Now try creating another avro_consumer.py in another terminal leaving the previous one running.
Then produce 20 more events:
Notice that now the produced events will be split between the two consumers, or to be more precise, the partitions will be split among the available consumers. Since we created two partitions, we can have a maximum of two consumers. The output should look similar to the image below.

Note
Kafka remembers the events consumed by a consumer group. So if a consumer is interrupted and then restarted, it will continue from where it stopped. This is achieved through the consumer commit the offsets corresponding to the messages it has read. This can be configured to provide different delivery guarantees. The default is auto-commit that gives you at least once delivery guarantee. You can read more about this topic here.
Schema Registry Clients (Optional)
In some cases you might need to programmatically access the schema registry and retrieve the schema associated with a topic or by schema name. In this section we’ll show three different ways to do this. The source code for the examples is available at schema_examples.py.
To run this example you will need hops-util-py which is a helper library for HopsWorks that hides some of the configurations and initializations needed to access HopsWorks services. Install it with the following command.
The code starts by importing required libraries and loading the configuration file.
The first example uses the HopsWorks REST API directly to query the schema registry. You need to construct a url for your query following the API documentation. In our case that is getTopicSubject. Then use a library, such as requests to send your query and retrieve the response. Note that you need to add your API Key to the request header.

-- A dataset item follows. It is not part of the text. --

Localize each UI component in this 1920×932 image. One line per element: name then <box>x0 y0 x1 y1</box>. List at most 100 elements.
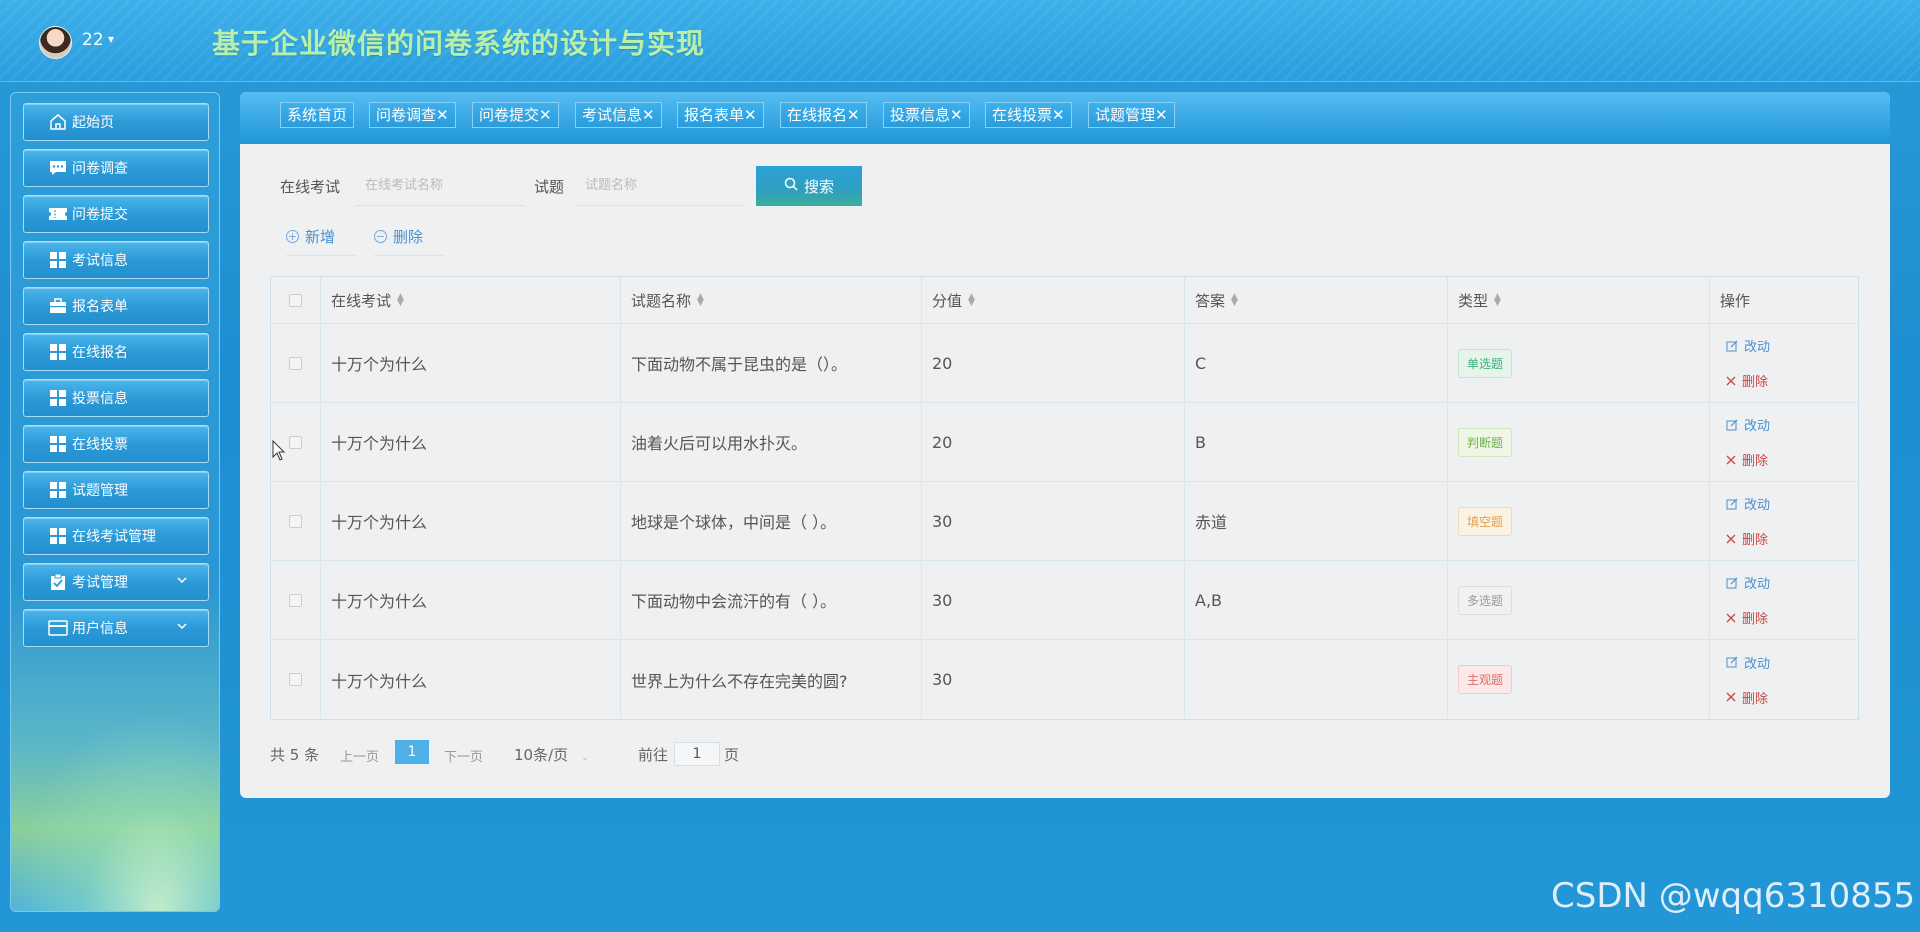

The second example uses the handy hops-util-py library. All you need is to connect to your project using the project name, url, and API Key. Then use kafka.get_schema('topic_name')) to get the schema.
The third example uses the Confluent Schema Registry client. You will need to construct the url for the schema registry of your project then use it to initialize the schema registry client. You will also need to add the API Key to the header.
Now you can use the client to query the schema registry. In this example we use sc.get_latest_version('schema_name') to retrieve the schema.
Simple Producer/Consumer (Optional)
For completeness we include the code for simple_producer.py and simple_consumer.py. By simple we mean that it doesn’t use Avro schemas and doesn’t validates schema. Kafka only sees blobs of bytes. It is up to you to keep track of what is stored in the topic and how to interpret the value.
Warning
Before running the simple_producer.py example make sure to create a new topic to avoid conflicts with the Avro examples. Also make a copy of your config.toml file and change the topic to match your new topic and use a different group_id than the one used in the Avro examples. When running the example use the -c flag to point to your new configuration file.
Source Code
All source code is available at Kafka HopsWorks Examples at GitHub.